An Evaluation of Key-value Stores in Scientific Applications
Date
Authors
Journal Title
Journal ISSN
Volume Title
Publisher
Abstract
Big data analytics is a rapidly evolving multidisciplinary field that involves the use of computing capacity, tools, techniques, and theories to solve scientific and engineering problems. With the big data boom, scientific applications now have to analyze huge volumes of data. NoSQL databases are gaining popularity for these type of applications due to their scalability and flexibility. There are various types of NoSQL databases available in the market today, including key-value databases. Key-value databases are the simplest NoSQL databases where every single item is stored as a key-value pair. In-memory key-value stores are specialized key-value databases that maintain data in main memory instead of the disk. Hence, they are well-suited for applications having high-frequencies of alternating read and write cycles.
The focus of this thesis is to analyze popular in-memory key-value stores and compare their performance. We have performed the comparisons based on parameters like in-memory caching support, supported programming languages, scalability, and utilization from parallel applications. Based on the initial comparisons, we evaluated two key-value stores in detail, namely Memcached and Redis. To perform extensive analysis of these two data stores, a set of micro-benchmarks have been developed and evaluated for both Memcached and Redis. Tests were performed to evaluate the scalability, responsiveness and data load handling capacity and Redis outperformed Memcached in all test cases.

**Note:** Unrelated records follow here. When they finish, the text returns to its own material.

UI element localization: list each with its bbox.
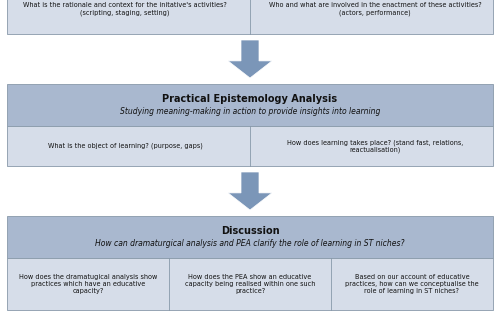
Text: Studying meaning-making in action to provide insights into learning: Studying meaning-making in action to pro…: [120, 107, 380, 117]
Bar: [7, 258, 493, 310]
Text: What is the rationale and context for the initative's activities?
(scripting, st: What is the rationale and context for th…: [23, 2, 227, 16]
Text: How does learning takes place? (stand fast, relations,
reactualisation): How does learning takes place? (stand fa…: [287, 139, 463, 153]
Bar: [7, 216, 493, 258]
Bar: [7, 126, 493, 166]
Text: Based on our account of educative
practices, how can we conceptualise the
role o: Based on our account of educative practi…: [345, 274, 479, 294]
Bar: [7, 84, 493, 126]
Text: Who and what are involved in the enactment of these activities?
(actors, perform: Who and what are involved in the enactme…: [268, 2, 482, 16]
Bar: [7, 0, 493, 34]
Text: What is the object of learning? (purpose, gaps): What is the object of learning? (purpose…: [48, 143, 203, 149]
Text: How can dramaturgical analysis and PEA clarify the role of learning in ST niches: How can dramaturgical analysis and PEA c…: [95, 240, 405, 249]
Text: Practical Epistemology Analysis: Practical Epistemology Analysis: [162, 94, 338, 104]
Polygon shape: [228, 40, 272, 78]
Text: How does the PEA show an educative
capacity being realised within one such
pract: How does the PEA show an educative capac…: [185, 274, 315, 294]
Polygon shape: [228, 172, 272, 210]
Text: How does the dramatugical analysis show
practices which have an educative
capaci: How does the dramatugical analysis show …: [19, 274, 157, 294]
Text: Discussion: Discussion: [220, 226, 280, 236]
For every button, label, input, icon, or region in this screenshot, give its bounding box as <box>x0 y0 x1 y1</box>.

To further analyze the in-memory caching ability of Redis, we integrated it as a caching layer into an air quality simulation based on Hadoop MapReduce which calculates the eight-hour rolling average of ozone concentration at various sites in Houston, TX. Our aim was to compare the performance of the original air-quality application that uses the disk for data storage, to our application that uses in-memory caching. Initial results show that there is no performance gain achieved by integrating Redis as a caching layer. Further optimizations and configurations of the code is reserved for future work.